Even when beetles are released, ODNR will often still use pesticides to ensure the trees will live, Macy said.

The adelgid is not just in Ohio, but all around Appalachia. It has affected the Great Smoky Mountains National Park, which is one of the places that was quick to fight it. There are over 16 million eastern hemlock trees in the Smokies.

Jesse Webster, coordinator for the hemlock conservation program at the Great Smoky Mountains National Park, has helped the hemlock trees, as well as has trained others who are treating them. He taught Macy how to help Ohio with the adelgid.

He said the park has treated more than a quarter of a million trees, and if they hadn’t the majority of them would be gone.

The Smoky Mountains first found hemlock woolly adelgid in 2002, but they were likely present in the late 1990s.

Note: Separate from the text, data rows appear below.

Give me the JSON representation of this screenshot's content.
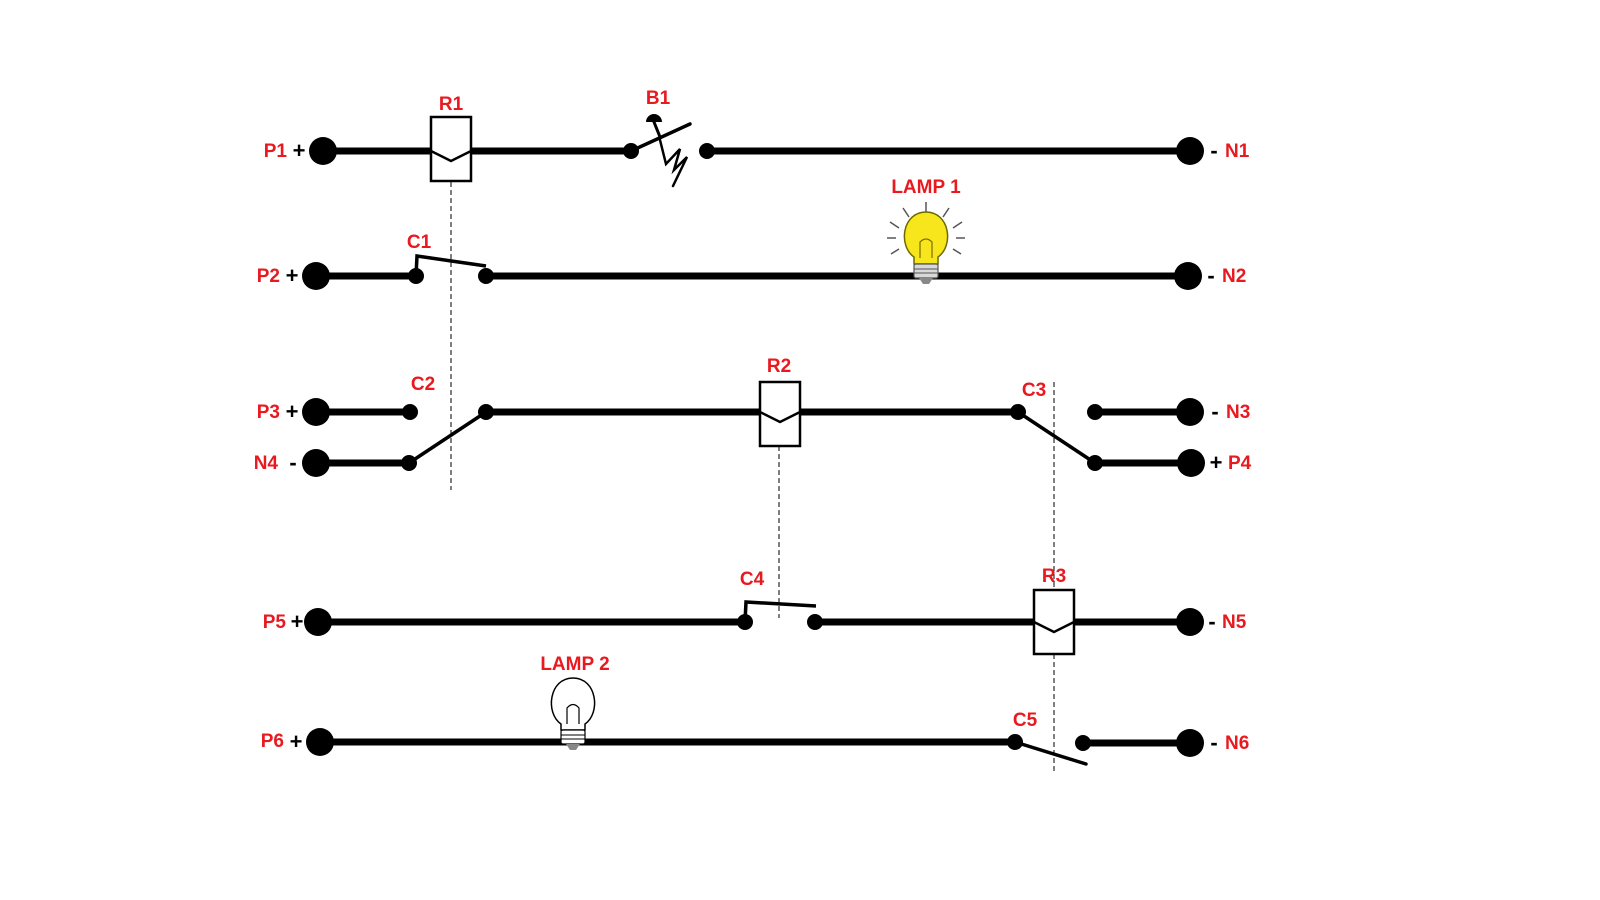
{
  "colors": {
    "label": "#e8191f",
    "wire": "#000000",
    "lamp_on": "#f7e61b",
    "lamp_off": "#ffffff"
  },
  "terminals": {
    "P1": "P1",
    "P2": "P2",
    "P3": "P3",
    "N4": "N4",
    "P5": "P5",
    "P6": "P6",
    "N1": "N1",
    "N2": "N2",
    "N3": "N3",
    "P4": "P4",
    "N5": "N5",
    "N6": "N6"
  },
  "signs": {
    "plus": "+",
    "minus": "-"
  },
  "relays": {
    "R1": "R1",
    "R2": "R2",
    "R3": "R3"
  },
  "contacts": {
    "C1": "C1",
    "C2": "C2",
    "C3": "C3",
    "C4": "C4",
    "C5": "C5"
  },
  "switch": {
    "B1": "B1"
  },
  "lamps": {
    "lamp1": {
      "label": "LAMP 1",
      "state": "on"
    },
    "lamp2": {
      "label": "LAMP 2",
      "state": "off"
    }
  }
}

“You’re looking at the loss of millions of trees that are a foundational species,” Webster said. “They’re the great moderator of hydrologic processes. There’s really a cascading effect across the landscape that is still playing out. It’s changing the landscape in the grand scheme.”

The adelgid is also causing physical damage, as the trees are coming down in campgrounds or on facilities, Webster said.

“Visitor protection is our number-one priority. Then you get into the greater conservation of the park,” Webster said. “We’ve made a tremendous amount of positive effects.”

The loss of trees can be detrimental to a community and create health issues, Webster said.

“Loss of trees in a community can be directly linked to reduced age and health,” Webster said. “You have these communities where trees are cut down and greater instances of earlier death and depression. People need forests.”

Macy said his goal has been to preserve high-priority areas, such as Hocking Hills, because they are high in tourism. Luckily, he has been able to learn how to treat the trees from people’s experiences, such as Webster’s, and others.

“It’s not a pest that is going to go away,” Macy said. “We’re doing all we can and we’re early in this. There’s not a lot gone yet.”

Although it is cold enough right now in Ohio to kill some of the adelgid, climate change may stop aiding as a pesticide in 10 to 20 years, he said.

“Right now these hemlock trees are big things and adelgids are pretty small, and it’s not going to kill (the trees) in the first year,” Moosbrugger said. “It’s going to be kind of a slow death.”

Webster said that the adelgid are becoming resistant to the cold and moving further north, which is why it is now in Ohio.

“It’s a chronic disease,” Webster said. “It doesn’t happen overnight, but in 10 to 20 years from now 80 percent of what is left will be gone. Over time, (the hemlock trees) will all disappear.”